Sur ce point, l'expert indique que la SARL JM Baches est intervenue pour recouper le dessus du coffre en deux, afin d'en faciliter la manipulation qui reste cependant encore difficile. Il souligne cependant que l'ouverture de ce coffre doit être exceptionnelle et qu'il a été réceptionné sans réserve spécifique aux difficultés de manipulation. Il convient de noter, au surplus, que M. [E] ne produit aucun justificatif de sorte que sa demande sera rejetée.
M. [E] sollicite une somme de 4 000 euros en réparation de son préjudice de jouissance. Il prétend qu'il a été contraint de vider sa piscine lors des interventions de l'expert et que le moteur du volet roulant était défaillant.
M. [E] ne justifie pas avoir été privé de la jouissance de sa piscine en ce que la SARL JM Baches est intervenue aux fins de remplacer le moteur du volet roulant et que les deux accedit de l'expert se sont déroulés en novembre et en décembre 2015. La décision du premier juge qui l'a débouté de sa demande sera donc confirmée.
En conséquence, la SARL Abatik Piscines & Spas et la SARL JM Baches seront condamnées in solidum au paiement de la somme de 2 073,50 euros TTC, telle que fixée par l'expert au titre des travaux réparatoires, actualisée en fonction de l'évolution de l'indice BT01 de juillet 2016, date du dépôt du rapport d'expertise.
Dans leur rapport réciproques, la SARL JM Baches devra supporter 70 % du montant des condamnations prononcées et la SARL Abatik Piscines & Spas 30 % en raison de leurs manquements respectifs.
Aucune considération d'équité ne justifie en la cause de laisser à la charge de M. [E] les frais irrépétibles engagés dans la présente instance. La SARL Abatik Piscines & Spas et la SARL JM Baches seront condamnées in solidum à lui payer une somme de 3 000 euros.

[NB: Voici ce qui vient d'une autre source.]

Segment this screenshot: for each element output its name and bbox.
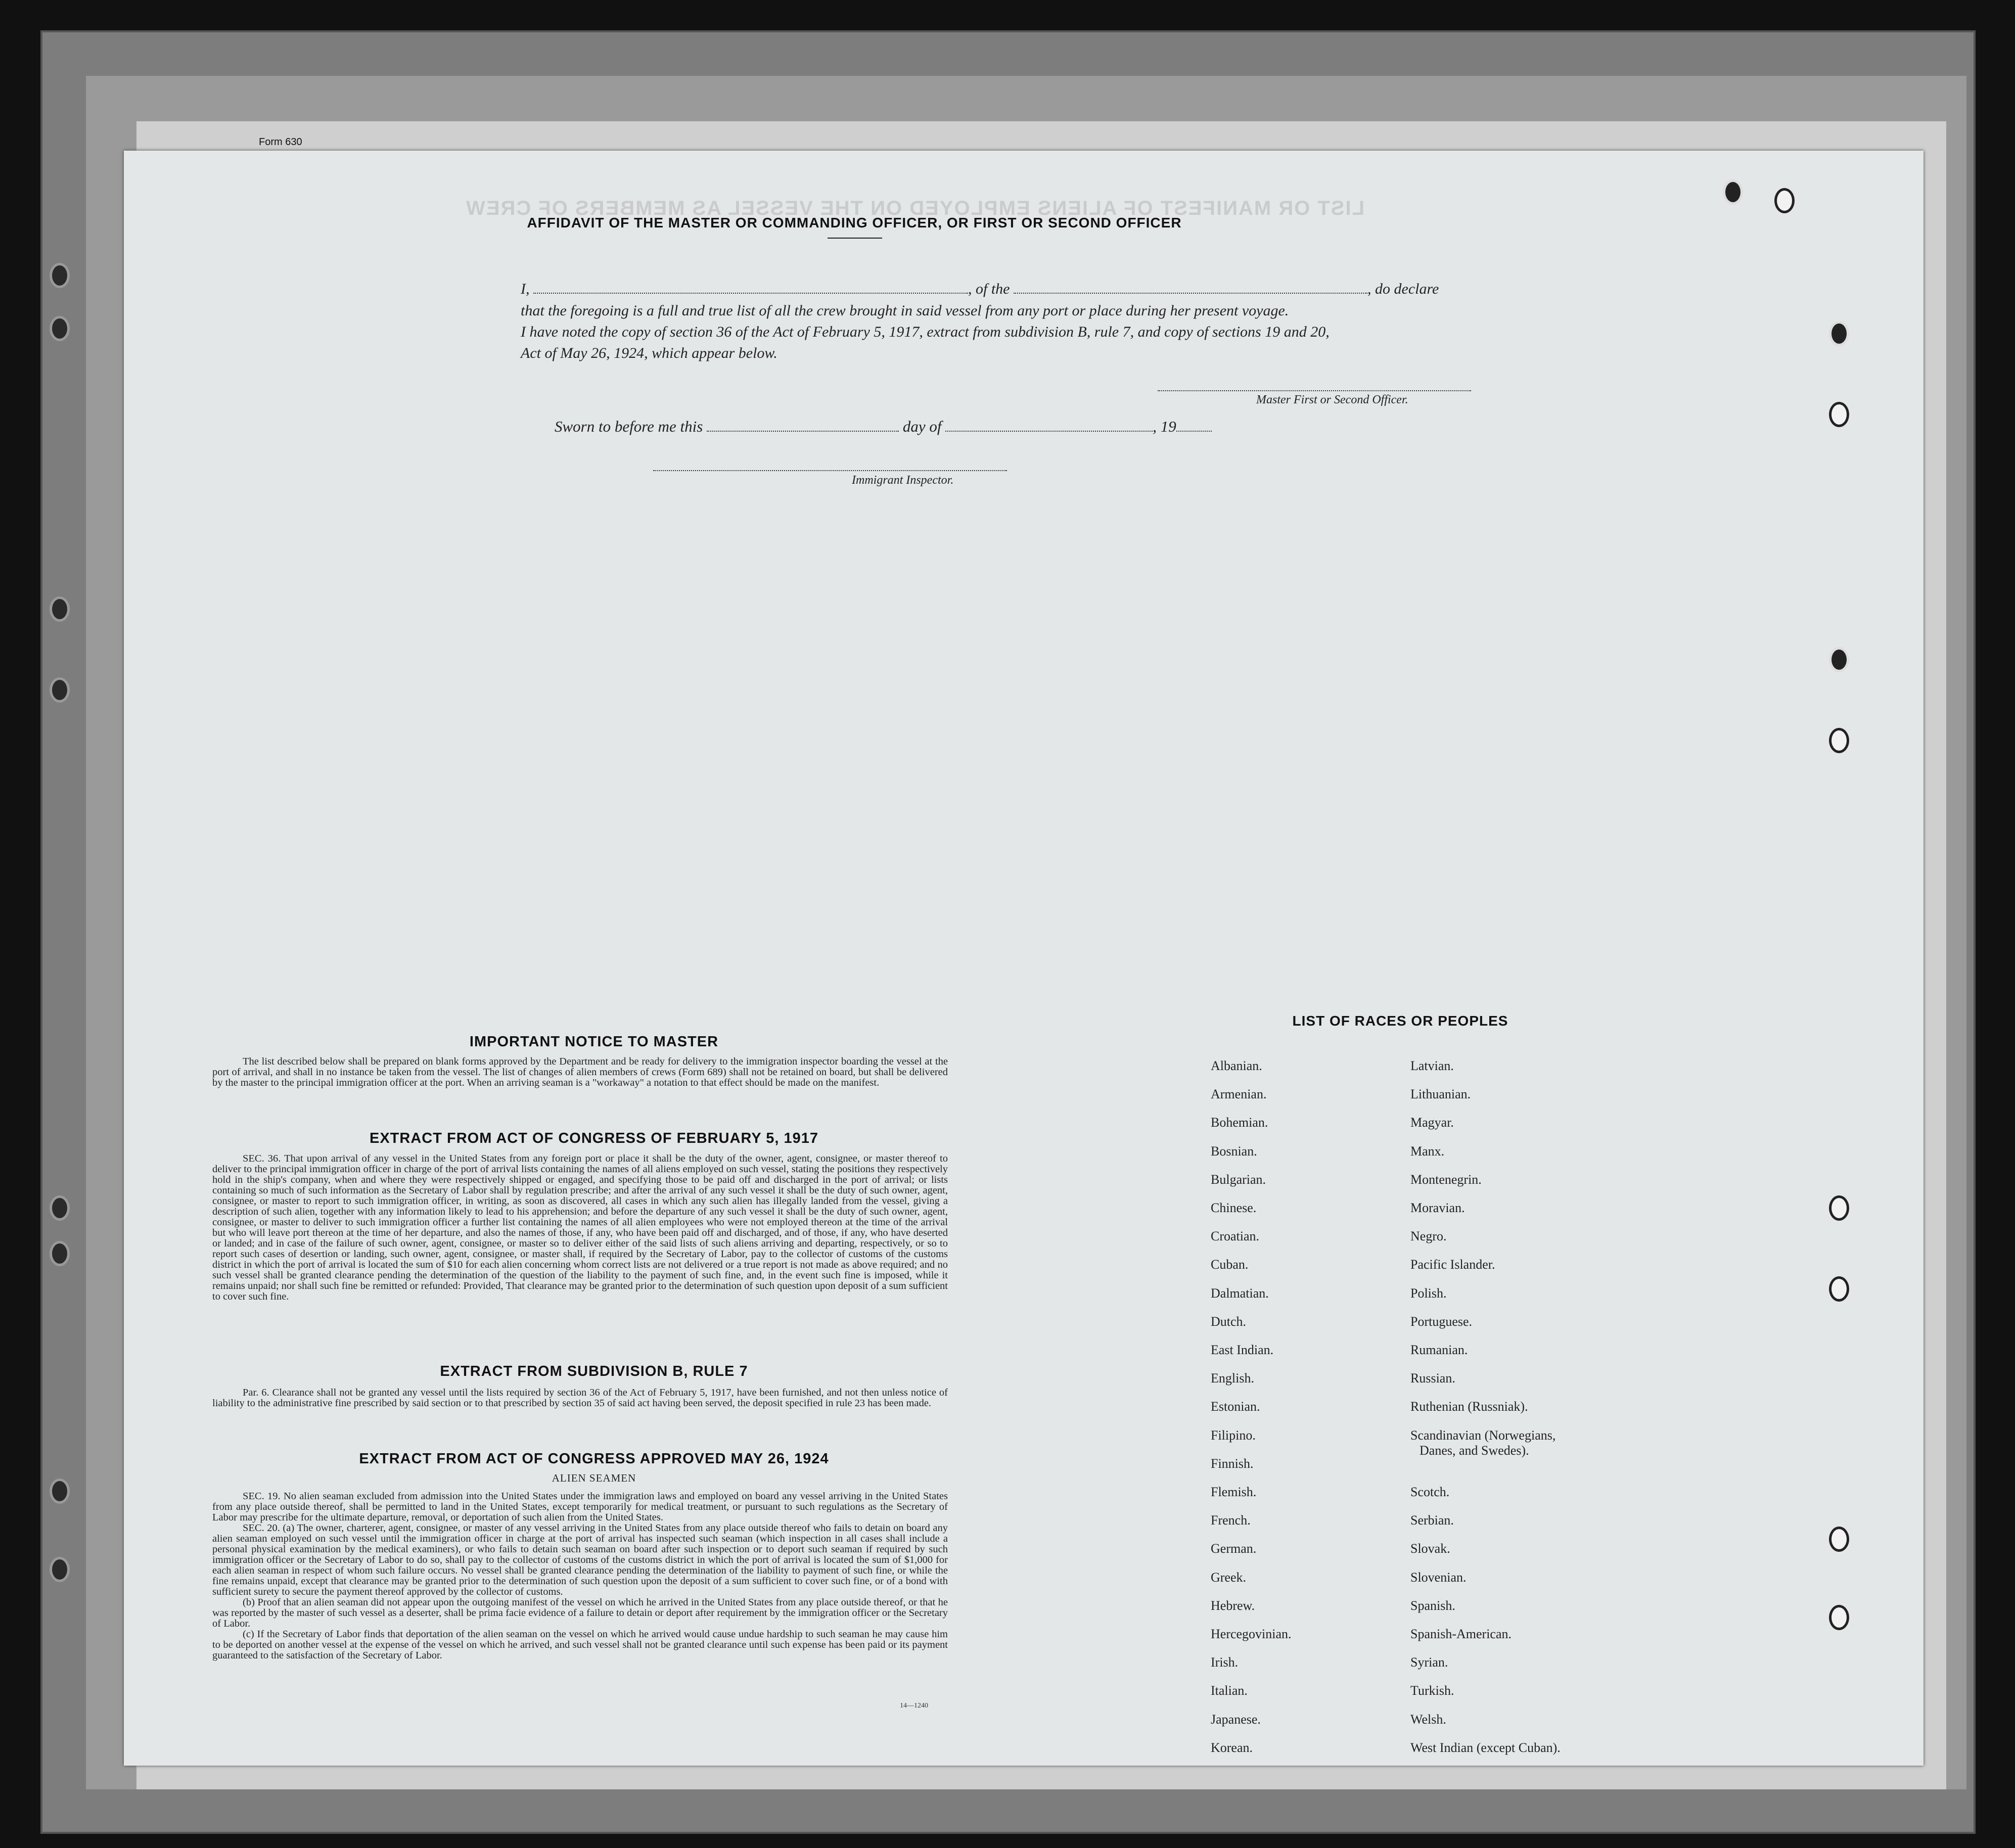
extract-rule7-title: EXTRACT FROM SUBDIVISION B, RULE 7 (440, 1363, 748, 1379)
binder-hole (1829, 647, 1849, 672)
binder-hole (50, 263, 70, 288)
race-item: Hercegovinian. (1211, 1627, 1292, 1641)
race-item: Chinese. (1211, 1200, 1257, 1215)
affidavit-declaration-line (521, 281, 1439, 298)
race-item: Italian. (1211, 1683, 1248, 1698)
binder-hole (1774, 188, 1795, 213)
notice-text: The list described below shall be prepared on blank forms approved by the Department and be ready for delivery to the immigration inspector boarding the vessel at the port of arrival, and shall in no instance be taken from the vessel. The list of changes of alien members of crews (Form 689) shall not be retained on board, but shall be delivered by the master to the principal immigration officer at the port. When an arriving seaman is a "workaway" a notation to that effect should be made on the manifest. (212, 1056, 948, 1088)
binder-hole (50, 316, 70, 341)
form-number: Form 630 (259, 136, 302, 148)
race-item: German. (1211, 1541, 1257, 1556)
master-signature-line[interactable] (1158, 390, 1471, 391)
race-item: Russian. (1410, 1371, 1455, 1386)
bleed-through-text: LIST OR MANIFEST OF ALIENS EMPLOYED ON THE VESSEL AS MEMBERS OF CREW (465, 197, 1365, 219)
race-item: Pacific Islander. (1410, 1257, 1495, 1272)
binder-hole (50, 1241, 70, 1266)
race-item: Dalmatian. (1211, 1285, 1269, 1301)
race-item: Spanish-American. (1410, 1627, 1512, 1641)
name-blank[interactable] (533, 282, 968, 294)
binder-hole (50, 677, 70, 703)
section-20b: (b) Proof that an alien seaman did not appear upon the outgoing manifest of the vessel on which he arrived in the United States from any place outside thereof, or that he was reported by the master of such vessel as a deserter, shall be prima facie evidence of a failure to detain or deport after requirement by the immigration officer or the Secretary of Labor. (212, 1597, 948, 1629)
race-item: French. (1211, 1513, 1251, 1528)
year-label: , 19 (1153, 418, 1176, 435)
race-item: English. (1211, 1371, 1254, 1386)
race-item: Spanish. (1410, 1598, 1455, 1613)
inspector-signature-line[interactable] (653, 470, 1007, 471)
extract-1917-text: SEC. 36. That upon arrival of any vessel in the United States from any foreign port or place it shall be the duty of the owner, agent, consignee, or master thereof to deliver to the principal immigration officer in charge of the port of arrival lists containing the names of all aliens employed on such vessel, stating the positions they respectively hold in the ship's company, when and where they were respectively shipped or engaged, and specifying those to be paid off and discharged in the port of arrival; or lists containing so much of such information as the Secretary of Labor shall by regulation prescribe; and after the arrival of any such vessel it shall be the duty of such owner, agent, consignee, or master to report to such immigration officer, in writing, as soon as discovered, all cases in which any such alien has illegally landed from the vessel, giving a description of such alien, together with any information likely to lead to his apprehension; and before the departure of any such vessel it shall be the duty of such owner, agent, consignee, or master to deliver to such immigration officer a further list containing the names of all alien employees who were not employed thereon at the time of the arrival but who will leave port thereon at the time of her departure, and also the names of those, if any, who have been paid off and discharged, and of those, if any, who have deserted or landed; and in case of the failure of such owner, agent, consignee, or master so to deliver either of the said lists of such aliens arriving and departing, respectively, or so to report such cases of desertion or landing, such owner, agent, consignee, or master shall, if required by the Secretary of Labor, pay to the collector of customs of the customs district in which the port of arrival is located the sum of $10 for each alien concerning whom correct lists are not delivered or a true report is not made as above required; and no such vessel shall be granted clearance pending the determination of the question of the liability to the payment of such fine, and, in the event such fine is imposed, while it remains unpaid; nor shall such fine be remitted or refunded: Provided, That clearance may be granted prior to the determination of such question upon deposit of a sum sufficient to cover such fine. (212, 1153, 948, 1302)
month-blank[interactable] (945, 420, 1153, 432)
race-item: Latvian. (1410, 1058, 1454, 1073)
binder-hole (1829, 402, 1849, 427)
binder-hole (1829, 1276, 1849, 1302)
race-item: Bulgarian. (1211, 1172, 1266, 1187)
race-item: East Indian. (1211, 1343, 1274, 1357)
race-item: Polish. (1410, 1285, 1447, 1301)
section-20a: SEC. 20. (a) The owner, charterer, agent, consignee, or master of any vessel arriving in the United States from any place outside thereof who fails to detain on board any alien seaman employed on such vessel until the immigration officer in charge at the port of arrival has inspected such seaman (which inspection in all cases shall include a personal physical examination by the medical examiners), or who fails to detain such seaman on board after such inspection or to deport such seaman if required by such immigration officer or the Secretary of Labor to do so, shall pay to the collector of customs of the customs district in which the port of arrival is located the sum of $1,000 for each alien seaman in respect of whom such failure occurs. No vessel shall be granted clearance pending the determination of the liability to payment of such fine, or while the fine remains unpaid, except that clearance may be granted prior to the determination of such question upon the deposit of a sum sufficient to cover such fine, or of a bond with sufficient surety to secure the payment thereof approved by the collector of customs. (212, 1522, 948, 1597)
extract-1924-text (212, 1491, 948, 1661)
master-signature-label: Master First or Second Officer. (1256, 393, 1408, 406)
race-item: Japanese. (1211, 1712, 1261, 1727)
extract-1917-title: EXTRACT FROM ACT OF CONGRESS OF FEBRUARY 5, 1917 (369, 1130, 819, 1146)
binder-hole (1829, 1195, 1849, 1221)
race-item: Manx. (1410, 1143, 1445, 1159)
race-item: Danes, and Swedes). (1419, 1443, 1529, 1458)
race-item: Flemish. (1211, 1485, 1257, 1499)
notice-title: IMPORTANT NOTICE TO MASTER (469, 1034, 719, 1050)
binder-hole (1829, 321, 1849, 346)
sworn-date-blank[interactable] (707, 420, 899, 432)
race-item: Turkish. (1410, 1683, 1454, 1698)
binder-hole (50, 1195, 70, 1221)
race-item: Rumanian. (1410, 1343, 1468, 1357)
race-item: Estonian. (1211, 1399, 1260, 1414)
extract-rule7-text: Par. 6. Clearance shall not be granted any vessel until the lists required by section 36 of the Act of February 5, 1917, have been furnished, and not then unless notice of liability to the administrative fine prescribed by said section or to that prescribed by section 35 of said act having been served, the deposit specified in rule 23 has been made. (212, 1387, 948, 1409)
race-item: Serbian. (1410, 1513, 1454, 1528)
race-item: Greek. (1211, 1569, 1247, 1585)
race-item: Syrian. (1410, 1655, 1448, 1670)
binder-hole (1829, 1527, 1849, 1552)
year-blank[interactable] (1176, 420, 1212, 432)
binder-hole (1829, 1605, 1849, 1630)
affidavit-title: AFFIDAVIT OF THE MASTER OR COMMANDING OFFICER, OR FIRST OR SECOND OFFICER (527, 215, 1182, 230)
binder-hole (50, 596, 70, 622)
races-title: LIST OF RACES OR PEOPLES (1292, 1013, 1508, 1029)
race-item: Armenian. (1211, 1087, 1267, 1102)
of-the-label: , of the (968, 281, 1010, 297)
race-item: Scotch. (1410, 1485, 1450, 1499)
race-item: West Indian (except Cuban). (1410, 1740, 1561, 1755)
race-item: Korean. (1211, 1740, 1253, 1755)
race-item: Welsh. (1410, 1712, 1446, 1727)
inspector-signature-label: Immigrant Inspector. (852, 474, 954, 487)
vessel-blank[interactable] (1014, 282, 1367, 294)
extract-1924-title: EXTRACT FROM ACT OF CONGRESS APPROVED MAY 26, 1924 (359, 1451, 829, 1467)
do-declare-label: , do declare (1367, 281, 1439, 297)
title-divider (828, 238, 882, 239)
race-item: Moravian. (1410, 1200, 1465, 1215)
print-code: 14—1240 (900, 1702, 928, 1710)
race-item: Croatian. (1211, 1229, 1260, 1244)
race-item: Bosnian. (1211, 1143, 1257, 1159)
extract-1924-subtitle: ALIEN SEAMEN (552, 1472, 636, 1484)
race-item: Cuban. (1211, 1257, 1249, 1272)
race-item: Ruthenian (Russniak). (1410, 1399, 1528, 1414)
affidavit-text-line: Act of May 26, 1924, which appear below. (521, 345, 777, 361)
binder-hole (1829, 728, 1849, 753)
race-item: Albanian. (1211, 1058, 1262, 1073)
binder-hole (1723, 179, 1743, 205)
race-item: Lithuanian. (1410, 1087, 1471, 1102)
race-item: Slovak. (1410, 1541, 1450, 1556)
sworn-label: Sworn to before me this (555, 418, 703, 435)
day-of-label: day of (902, 418, 942, 435)
affidavit-text-line: I have noted the copy of section 36 of the Act of February 5, 1917, extract from subdivision B, rule 7, and copy of sections 19 and 20, (521, 324, 1330, 340)
race-item: Scandinavian (Norwegians, (1410, 1427, 1556, 1443)
section-20c: (c) If the Secretary of Labor finds that deportation of the alien seaman on the vessel on which he arrived would cause undue hardship to such seaman he may cause him to be deported on another vessel at the expense of the vessel on which he arrived, and such vessel shall not be granted clearance until such expense has been paid or its payment guaranteed to the satisfaction of the Secretary of Labor. (212, 1629, 948, 1661)
race-item: Filipino. (1211, 1427, 1256, 1443)
race-item: Slovenian. (1410, 1569, 1467, 1585)
affidavit-text-line: that the foregoing is a full and true list of all the crew brought in said vessel from any port or place during her present voyage. (521, 302, 1289, 319)
race-item: Magyar. (1410, 1115, 1454, 1130)
binder-hole (50, 1557, 70, 1582)
race-item: Hebrew. (1211, 1598, 1255, 1613)
race-item: Irish. (1211, 1655, 1239, 1670)
race-item: Finnish. (1211, 1456, 1254, 1471)
race-item: Negro. (1410, 1229, 1447, 1244)
race-item: Bohemian. (1211, 1115, 1268, 1130)
race-item: Portuguese. (1410, 1314, 1473, 1329)
sworn-line (555, 418, 1212, 436)
race-item: Dutch. (1211, 1314, 1247, 1329)
binder-hole (50, 1479, 70, 1504)
section-19: SEC. 19. No alien seaman excluded from admission into the United States under the immigration laws and employed on board any vessel arriving in the United States from any place outside thereof, shall be permitted to land in the United States, except temporarily for medical treatment, or pursuant to such regulations as the Secretary of Labor may prescribe for the ultimate departure, removal, or deportation of such alien from the United States. (212, 1491, 948, 1523)
affidavit-i-label: I, (521, 281, 530, 297)
race-item: Montenegrin. (1410, 1172, 1482, 1187)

Les autres parties seront déboutées de leur demande de ce chef.
PAR CES MOTIFS :
La cour, statuant publiquement, par décision réputée contradictoire ;
Confirme le jugement en date du 16 novembre 2020, sauf dans ses dispositions ayant débouté M. [B] [E] de ses autres prétentions ; débouté la SARL Abatik Piscines et Spas de l'ensemble de ses prétentions ; condamné la SARL Abatik Piscines et Spas à payer à la SARL JM Baches la somme de 700 euros au titre de l'article 700 du code de procédure civile ;
Statuant à nouveau de ces chefs et y ajoutant ;
Condamne in solidum la SARL Abatik Piscines & Spas et la SARL JM Baches au paiement de la somme de 2 073,50 euros TTC au titre des travaux réparatoires actualisée en fonction de l'évolution de l'indice BT01 à compter de juillet 2016, date du dépôt du rapport d'expertise ;
Dit que dans les rapports entre les débiteurs, la SARL JM Baches devra supporter 70 % du montant de la condamnation prononcée et la SARL Abatik Piscines & Spas 30 % ;
Condamne in solidum la SARL Abatik Piscines & Spas et la SARL JM Baches à payer à M. [B] [E] une somme de 3 000 euros en application de l'article 700 du code de procédure civile ;
Déboute la SARL JM Baches de sa demande formée au titre des frais irrépétibles de première instance et d'appel ;
Condamne in solidum la SARL Abatik Piscines & Spas et la SARL JM Baches aux dépens de la présente instance, en ce compris les frais d'expertise de M. [W] [Y] et les dépens de la procédure de référé du 22 septembre 2015 à hauteur de 70 % pour la SARL JM Baches et 30 % pour la SARL Abatik Piscines & Spas.